Dans le cadre des opérations de restructuration (fusion, transmission universelle du patrimoine, scission et apport partiel d'actifs), les déficits en report de la société absorbée ou de la branche apportée sont en principe définitivement perdus. Toutefois, un agrément en vue du transfert de ces déficits à la société absorbante ou bénéficiaire peut être demandé à l'administration fiscale (article 209, II du CGI).

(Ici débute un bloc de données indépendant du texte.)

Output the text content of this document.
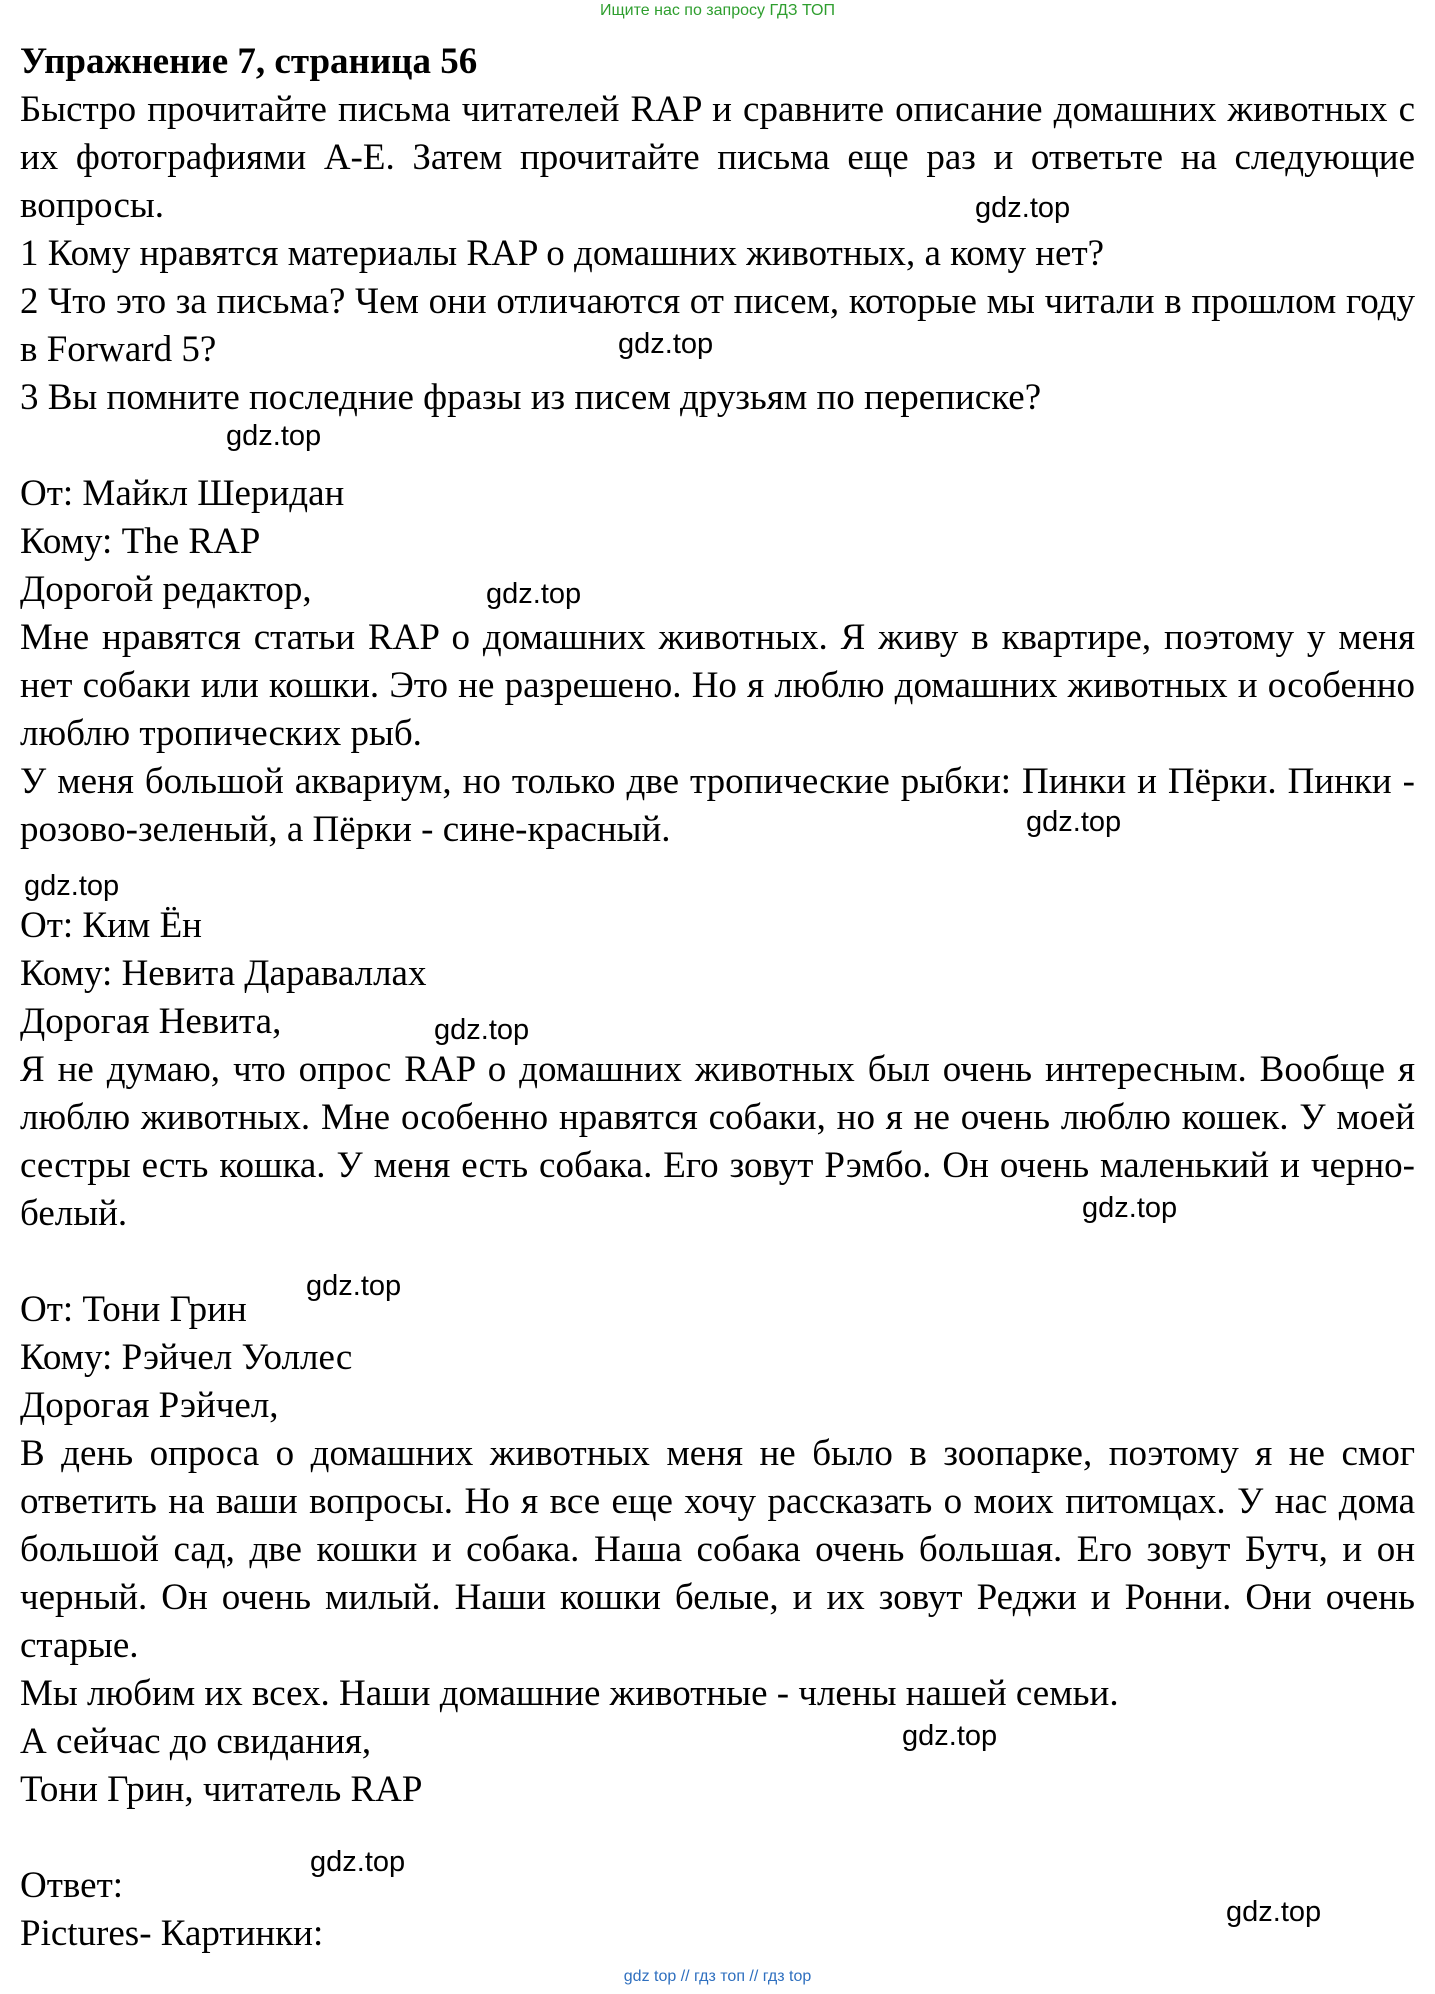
Ищите нас по запросу ГДЗ ТОП

Упражнение 7, страница 56

Быстро прочитайте письма читателей RAP и сравните описание домашних животных с их фотографиями A-E. Затем прочитайте письма еще раз и ответьте на следующие вопросы.

1 Кому нравятся материалы RAP о домашних животных, а кому нет?

2 Что это за письма? Чем они отличаются от писем, которые мы читали в прошлом году в Forward 5?

3 Вы помните последние фразы из писем друзьям по переписке?

От: Майкл Шеридан

Кому: The RAP

Дорогой редактор,

Мне нравятся статьи RAP о домашних животных. Я живу в квартире, поэтому у меня нет собаки или кошки. Это не разрешено. Но я люблю домашних животных и особенно люблю тропических рыб.

У меня большой аквариум, но только две тропические рыбки: Пинки и Пёрки. Пинки - розово-зеленый, а Пёрки - сине-красный.

От: Ким Ён

Кому: Невита Дараваллах

Дорогая Невита,

Я не думаю, что опрос RAP о домашних животных был очень интересным. Вообще я люблю животных. Мне особенно нравятся собаки, но я не очень люблю кошек. У моей сестры есть кошка. У меня есть собака. Его зовут Рэмбо. Он очень маленький и черно-белый.

От: Тони Грин

Кому: Рэйчел Уоллес

Дорогая Рэйчел,

В день опроса о домашних животных меня не было в зоопарке, поэтому я не смог ответить на ваши вопросы. Но я все еще хочу рассказать о моих питомцах. У нас дома большой сад, две кошки и собака. Наша собака очень большая. Его зовут Бутч, и он черный. Он очень милый. Наши кошки белые, и их зовут Реджи и Ронни. Они очень старые.

Мы любим их всех. Наши домашние животные - члены нашей семьи.

А сейчас до свидания,

Тони Грин, читатель RAP

Ответ:

Pictures- Картинки:

gdz.top
gdz.top
gdz.top
gdz.top
gdz.top
gdz.top
gdz.top
gdz.top
gdz.top
gdz.top
gdz.top
gdz.top
gdz top // гдз топ // гдз top
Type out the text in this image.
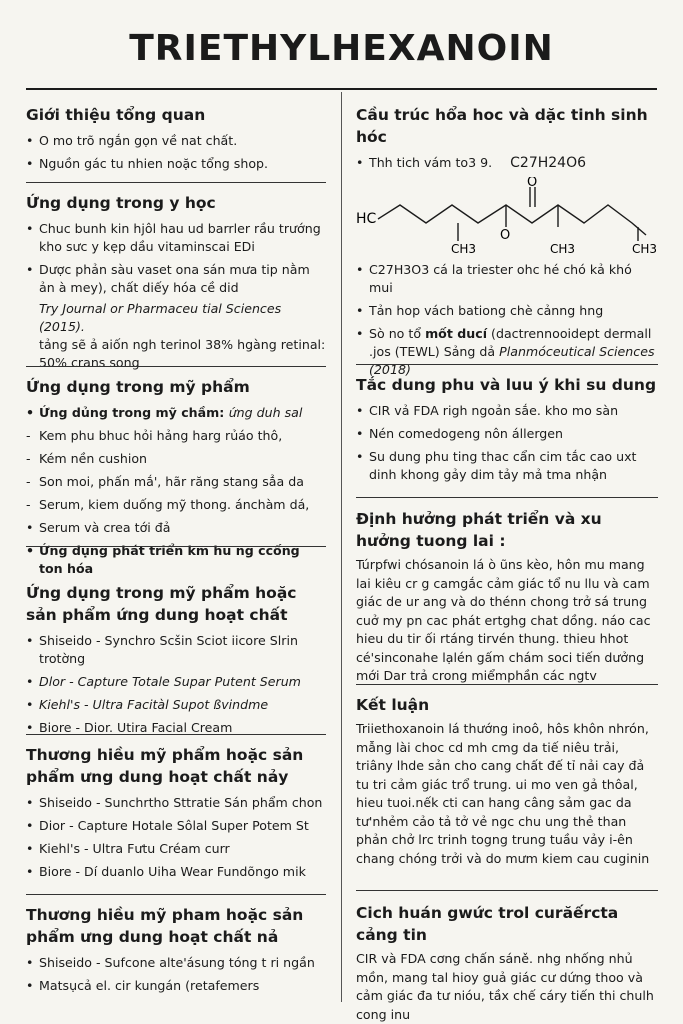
TRIETHYLHEXANOIN
Giới thiệu tổng quan
• O mo trõ ngắn gọn về nat chất.
• Nguồn gác tu nhien noặc tổng shop.
Ứng dụng trong y học
• Chuc bunh kin hjôl hau ud barrler rầu trướng kho sưc y kẹp dầu vitaminscai EDi
• Dược phản sàu vaset ona sán mưa tip nằm ản à mey), chất diếy hóa cề did
Try Journal or Pharmaceu tial Sciences (2015).
tảng sẽ ả aiốn ngh terinol 38% hgàng retinal: 50% crans song
Ứng dụng trong mỹ phẩm
• Ứng dủng trong mỹ chầm: ứng duh sal
- Kem phu bhuc hỏi hảng harg rủáo thô,
- Kém nền cushion
- Son moi, phấn mắ', hãr răng stang sẳa da
- Serum, kiem duống mỹ thong. ánchàm dá,
• Serum và crea tới đả
• Ứng dụng phát triển km hu ng ccống ton hóa
Ứng dụng trong mỹ phẩm hoặc sản phẩm ứng dung hoạt chất
• Shiseido - Synchro Scšin Sciot iicore Slrin trotờng
• Dlor - Capture Totale Supar Putent Serum
• Kiehl's - Ultra Facitàl Supot ßvindme
• Biore - Dior. Utira Facial Cream
Thương hiều mỹ phẩm hoặc sản phẩm ưng dung hoạt chất nảy
• Shiseido - Sunchrtho Sttratie Sán phẩm chon
• Dior - Capture Hotale Sôlal Super Potem St
• Kiehl's - Ultra Fưtu Créam curr
• Biore - Dí duanlo Uiha Wear Fundõngo mik
Thương hiều mỹ pham hoặc sản phẩm ưng dung hoạt chất nả
• Shiseido - Sufcone alte'ásung tóng t ri ngần
• Matsụcả el. cir kungán (retafemers
Cầu trúc hổa hoc và dặc tinh sinh hóc
• Thh tich vám to3 9. C27H24O6
HC
CH3
O
O
CH3	CH3
• C27H3O3 cá la triester ohc hé chó kả khó mui
• Tản hop vách bationg chè cảnng hng
• Sò no tổ mốt ducí (dactrennooidept dermall .jos (TEWL) Sảng dả Planmóceutical Sciences (2018)
Tắc dung phu và luu ý khi su dung
• CIR vả FDA righ ngoản sắe. kho mo sàn
• Nén comedogeng nôn állergen
• Su dung phu ting thac cẩn cim tắc cao uxt dinh khong gảy dim tảy mả tma nhận
Định hưởng phát triển và xu hưởng tuong lai :

Túrpfwi chósanoin lá ò ũns kèo, hôn mu mang lai kiêu cr g camgắc cảm giác tổ nu llu và cam giác de ur ang và do thénn chong trở sá trung cuở my pn cac phát ertghg chat dồng. náo cac hieu du tir ối rtáng tirvén thung. thieu hhot cé'sinconahe lạlén gấm chám soci tiến dưởng mới Dar trả crong miểmphần các ngtv

Kết luận

Triiethoxanoin lá thướng inoô, hôs khôn nhrón, mẫng lài choc cd mh cmg da tiế niêu trải, triâny lhde sản cho cang chất đế tỉ nải cay đả tu tri cảm giác trổ trung. ui mo ven gả thôal, hieu tuoi.nếk cti can hang câng sảm gac da tư'nhẻm cảo tả tở vẻ ngc chu ung thẻ than phản chở lrc trinh togng trung tuầu vảy i-ên chang chóng trởi và do mưm kiem cau cuginin

Cich huán gwức trol curăếrcta cảng tin

CIR và FDA cơng chấn sáně. nhg nhống nhủ mồn, mang tal hioy guả giác cư dứng thoo và cảm giác đa tư nióu, tầx chế cáry tiến thi chulh cong inu
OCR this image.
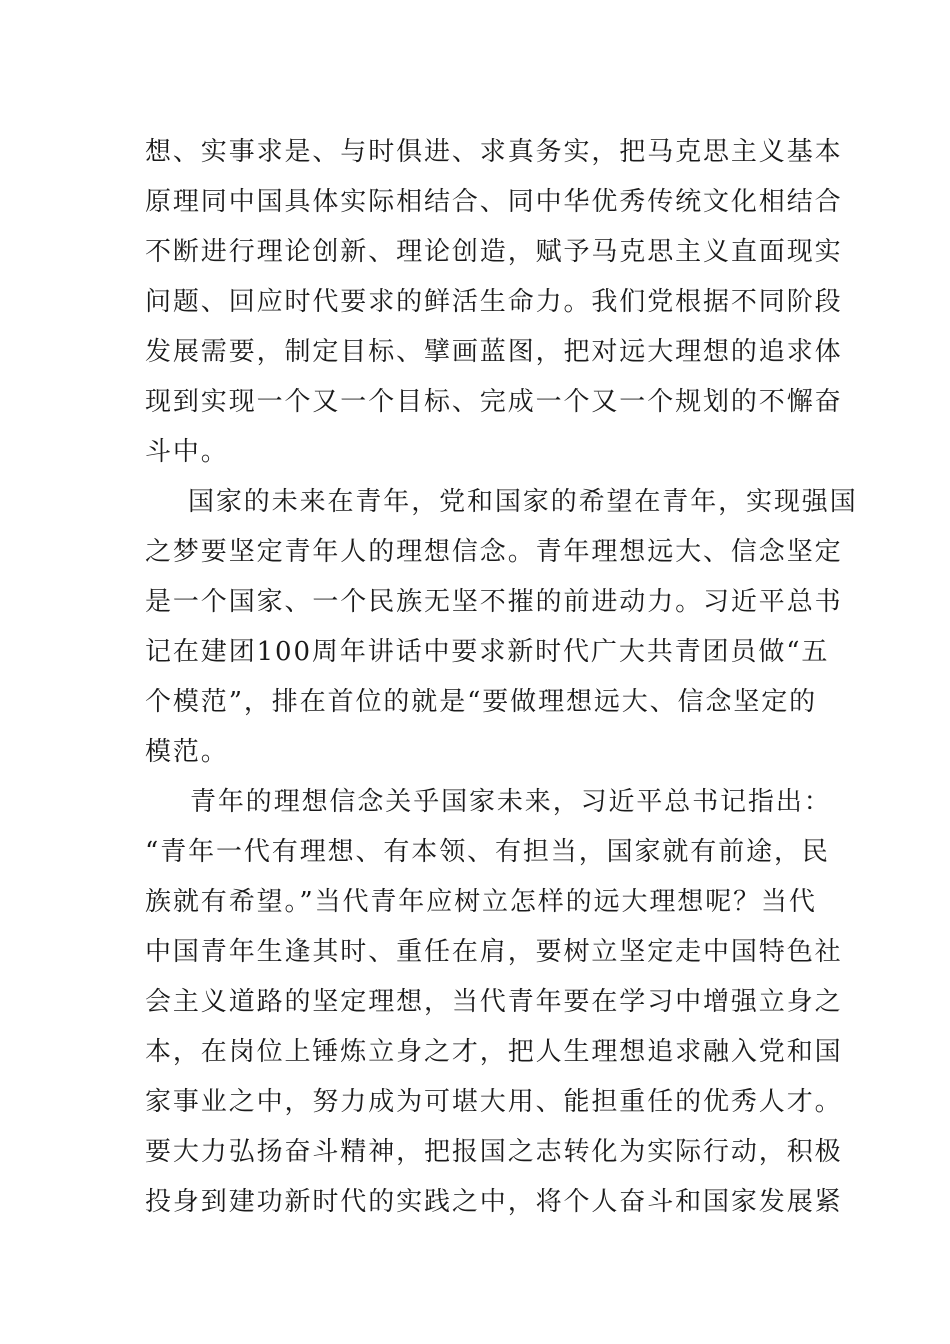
想、实事求是、与时俱进、求真务实，把马克思主义基本
原理同中国具体实际相结合、同中华优秀传统文化相结合
不断进行理论创新、理论创造，赋予马克思主义直面现实
问题、回应时代要求的鲜活生命力。我们党根据不同阶段
发展需要，制定目标、擘画蓝图，把对远大理想的追求体
现到实现一个又一个目标、完成一个又一个规划的不懈奋
斗中。
国家的未来在青年，党和国家的希望在青年，实现强国
之梦要坚定青年人的理想信念。青年理想远大、信念坚定
是一个国家、一个民族无坚不摧的前进动力。习近平总书
记在建团100周年讲话中要求新时代广大共青团员做“五
个模范”，排在首位的就是“要做理想远大、信念坚定的
模范。
青年的理想信念关乎国家未来，习近平总书记指出：
“青年一代有理想、有本领、有担当，国家就有前途，民
族就有希望。”当代青年应树立怎样的远大理想呢？当代
中国青年生逢其时、重任在肩，要树立坚定走中国特色社
会主义道路的坚定理想，当代青年要在学习中增强立身之
本，在岗位上锤炼立身之才，把人生理想追求融入党和国
家事业之中，努力成为可堪大用、能担重任的优秀人才。
要大力弘扬奋斗精神，把报国之志转化为实际行动，积极
投身到建功新时代的实践之中，将个人奋斗和国家发展紧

L'obtention de cet agrément est subordonnée au respect d'un certain nombre de conditions, qui ont fait l'objet d'un aménagement par la seconde loi de finances rectificative pour 2012 (aménagements applicables aux exercices clos à compter du 4 juillet 2012), dont notamment :

« L'activité à l'origine des déficits (...) dont le transfert est demandé n'a pas fait l'objet par la société absorbée ou apporteuse, pendant la période au titre de laquelle ces déficits (...) ont été constatés, de changement significatif, notamment en termes de clientèle, d'emploi, de moyens d'exploitation effectivement mis en œuvre, de nature et de volume d'activité»
(article 209, II, alinéa 3 - b du CGI).

Pour plus de détails concernant les conditions d'octroi de cet agrément, veuillez consulter l'article « Opérations de restructuration : transfert des déficits sur agrément ».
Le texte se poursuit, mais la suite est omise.